Just across the street is the David Marks Gallery. It wasn’t on my radar at that particular moment but it featured black and white photography so I couldn’t very well not go. Turns out David is a fine black and white shooter and quite the raconteur. I commented that he was displaying landscapes and asked if it was because “that’s what sells.” He allowed that my hypothesis was valid but then he walked me to a bin of portraits. All excellent. He said that William Eppridge, a Life Magazine photographer and one of those featured in the History in a Moment show across the street, had visited his gallery a few years back and that, during that visit, he had photographed him. When Eppridge died in 2013 David’s image of him was the one included in news coverage of his passing.
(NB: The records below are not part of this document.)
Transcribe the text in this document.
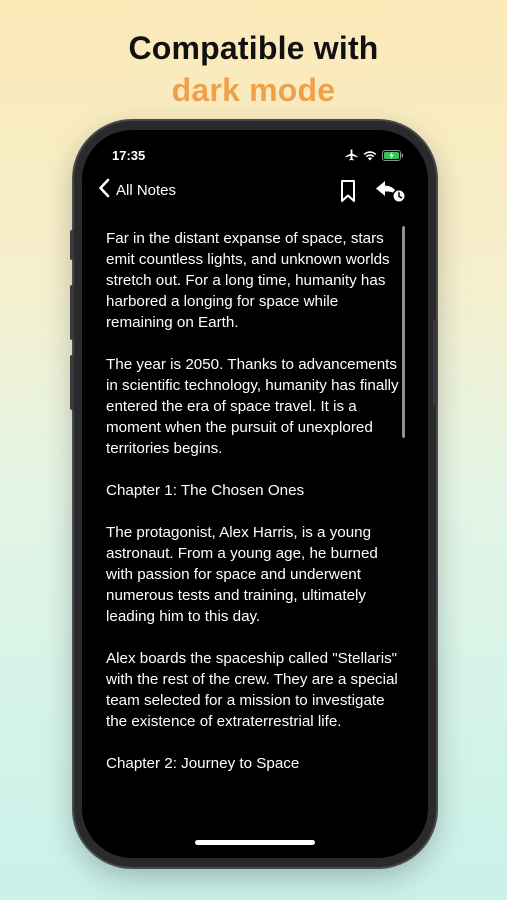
Compatible with
dark mode
17:35
All Notes

Far in the distant expanse of space, stars emit countless lights, and unknown worlds stretch out. For a long time, humanity has harbored a longing for space while remaining on Earth.

The year is 2050. Thanks to advancements in scientific technology, humanity has finally entered the era of space travel. It is a moment when the pursuit of unexplored territories begins.

Chapter 1: The Chosen Ones

The protagonist, Alex Harris, is a young astronaut. From a young age, he burned with passion for space and underwent numerous tests and training, ultimately leading him to this day.

Alex boards the spaceship called "Stellaris" with the rest of the crew. They are a special team selected for a mission to investigate the existence of extraterrestrial life.

Chapter 2: Journey to Space
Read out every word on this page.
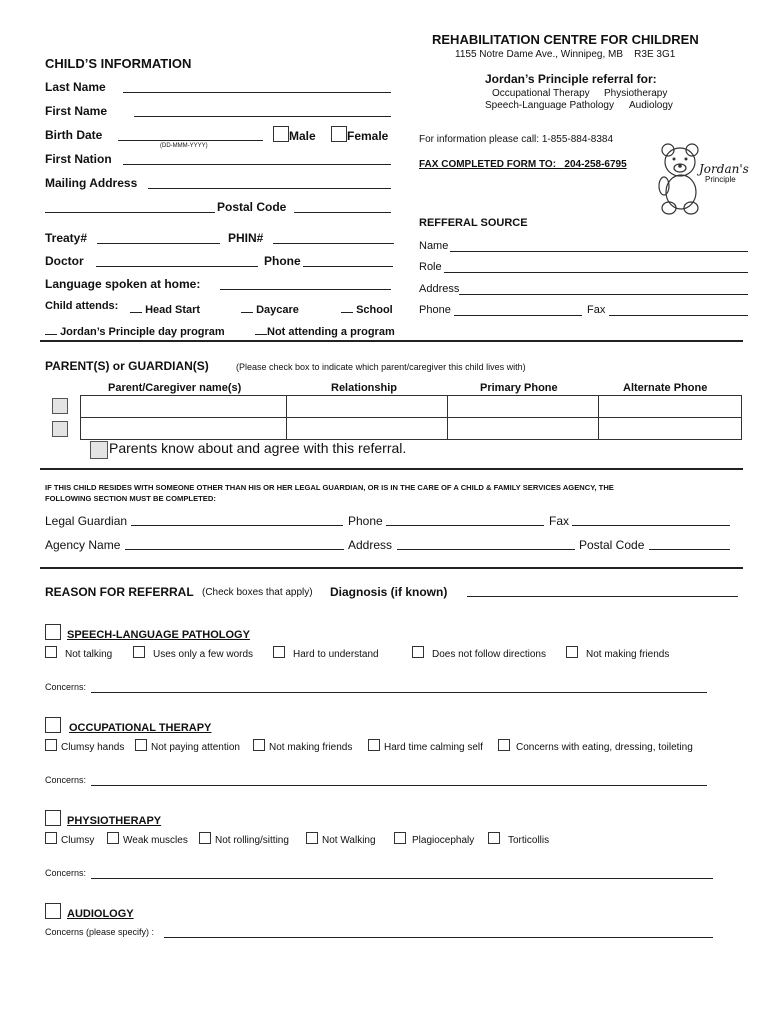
REHABILITATION CENTRE FOR CHILDREN
1155 Notre Dame Ave., Winnipeg, MB R3E 3G1
Jordan’s Principle referral for:
Occupational Therapy Physiotherapy
Speech-Language Pathology Audiology
For information please call: 1-855-884-8384
FAX COMPLETED FORM TO: 204-258-6795	Jordan's
Principle
CHILD’S INFORMATION
Last Name
First Name
Birth Date
(DD-MMM-YYYY)
Male	Female
First Nation
Mailing Address
Postal Code
Treaty#	PHIN#
Doctor	Phone
Language spoken at home:
Child attends:	Head Start	Daycare	School
Jordan’s Principle day program	Not attending a program
REFFERAL SOURCE
Name
Role
Address
Phone	Fax
PARENT(S) or GUARDIAN(S)	(Please check box to indicate which parent/caregiver this child lives with)
Parent/Caregiver name(s)	Relationship	Primary Phone	Alternate Phone

Parents know about and agree with this referral.
IF THIS CHILD RESIDES WITH SOMEONE OTHER THAN HIS OR HER LEGAL GUARDIAN, OR IS IN THE CARE OF A CHILD & FAMILY SERVICES AGENCY, THE
FOLLOWING SECTION MUST BE COMPLETED:
Legal Guardian	Phone	Fax
Agency Name	Address	Postal Code
REASON FOR REFERRAL (Check boxes that apply) Diagnosis (if known)
SPEECH-LANGUAGE PATHOLOGY
Not talking	Uses only a few words	Hard to understand	Does not follow directions	Not making friends
Concerns:
OCCUPATIONAL THERAPY
Clumsy hands	Not paying attention	Not making friends	Hard time calming self	Concerns with eating, dressing, toileting
Concerns:
PHYSIOTHERAPY
Clumsy	Weak muscles	Not rolling/sitting	Not Walking	Plagiocephaly	Torticollis
Concerns:
AUDIOLOGY
Concerns (please specify) :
As I prepared to leave I asked David where he photographed Eppridge. He said “In the doorway.” The picture up top was taken in that exact place.

Sunday, November 06, 2016

Trove




I’ve reported from Highway 104 in the past. It’s the ribbon of roadway that meanders from Tucumcari to Las Vegas that we traverse when returning from the Panhandle Plains Museum in Canyon, Texas. It’s a barely inhabited trove of desert wonders of which I never tire.